余晚歌实践了她对安陵容说的话,在原地等她引阅完毕之后,一同离宫。
安陵容的家世,已是这一届选秀,汉军旗的秀女中,最微末的秀女。
她所站立的那一排,自然是最后进行引阅。
安陵容进入体元殿的宫门前,微微偏侧了一下头,看向站在海棠树下避阴凉的余晚歌。
余晚歌见安陵容看向自己,浅笑着无声的说到:“镇定,从容。”
许是安陵容读懂了余晚歌的意思,亦或者是因为余晚歌那温柔、娴静的笑容,让她得到了安抚,心中的紧张也消散了些许。
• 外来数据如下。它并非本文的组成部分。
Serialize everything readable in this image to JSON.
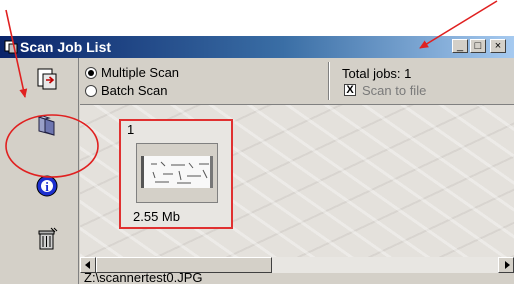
{
  "window": {
    "title": "Scan Job List"
  },
  "title_buttons": {
    "minimize": "_",
    "maximize": "□",
    "close": "×"
  },
  "toolbar": {
    "tools": [
      {
        "icon": "scan-document-icon"
      },
      {
        "icon": "folder-icon"
      },
      {
        "icon": "info-icon",
        "glyph": "i"
      },
      {
        "icon": "trash-icon"
      }
    ]
  },
  "options": {
    "scan_modes": [
      {
        "label": "Multiple Scan",
        "selected": true
      },
      {
        "label": "Batch Scan",
        "selected": false
      }
    ],
    "total_jobs": "Total jobs: 1",
    "scan_to_file": {
      "label": "Scan to file",
      "checked": true,
      "mark": "X"
    }
  },
  "thumbnails": [
    {
      "index": "1",
      "size": "2.55 Mb"
    }
  ],
  "status": {
    "path": "Z:\\scannertest0.JPG"
  },
  "colors": {
    "annotation": "#e02020",
    "title_start": "#0a246a",
    "title_end": "#a6caf0"
  }
}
最后一列秀女,已经踏进了体元殿的宫门。方才秀女们所停留的地方,如今就只剩下了余晚歌与她的两名贴身丫鬟,以及正在进行引阅的秀女带进宫的几名丫鬟。
玉画低声说到:“恭喜小姐,贺喜小姐!”
余晚歌闻言,只是语气平缓的开口道:“是该欣喜才是。”
只不过,余晚歌嘴上虽是这么说着,语气中却没有半点欣喜之意,反倒是有着一丝不易觉察的愁思。
伺候余晚歌更久的玉墨,比之玉画要更为细心,也更加了解这位自己伺候了九年的主子。
玉墨知道,余家上上下下,自家小姐,都是盼着出现奇迹,能被撂了牌子,回家自行婚配的。
怎奈,天不遂人愿,事与愿违。所以她家小姐,才会即使心中愁绪万千,却半点不能溢于言表,以免传入贵人们的耳朵里,为家族带来灾祸。
能进宫伴驾,于许多女子、家族来说,是光耀门楣的大喜事。可对余府来讲,却只是锦上添花,甚至还会因家中有女眷身处深宫,而变的更加谨小慎微。
余家本是汉人,如今有一名正二品,多名正三品、从三品……官员,在权势方面,已经没有再进一步的可能。
并且,水满则溢,月盈则亏,盛极必衰之道理,余家男丁如何会不懂?!
他们待余晚歌如珠如宝,一来,是因为她是他们的血脉至亲,也是余家八代以来,唯一的嫡系女子。
可其中,何尝又没有那一则预言的原因?!
那则兴衰的预言,余青平等人,并未瞒着余晚歌,当年雍亲王离开后,便告知了年幼的她。
也因此,余晚歌自幼就知晓自己的一言一行,都关系着母族的兴衰,半点不敢由着自己的性子行事。
玉墨:“小姐将那海棠簪子,赠与安家小主,想必定是能帮到她的才是。如此,小姐届时也能有个说说体己话的人。”
余晚歌闻言,秀眉微蹙:“愈发的没有规矩了!这是什么地方,怎的什么话都敢往外说!回去后,自行找青姨领罚!”
不怪余晚歌会因为几句话就愠怒,此处是皇宫之中,若是玉墨的话,叫旁人听了去,就有揣度圣意,算计圣心之嫌。
玉墨听了,立即知晓自己只顾安慰自家小姐,差点给主家招来大祸,遂对余晚歌的责罚,没有半点怨言:“是奴婢失言了,奴婢甘愿领罚!”
见玉墨知道自己错在了何处,余晚歌微蹙的眉,也舒展开来,抬手压低了一枝海棠,放到鼻间轻嗅。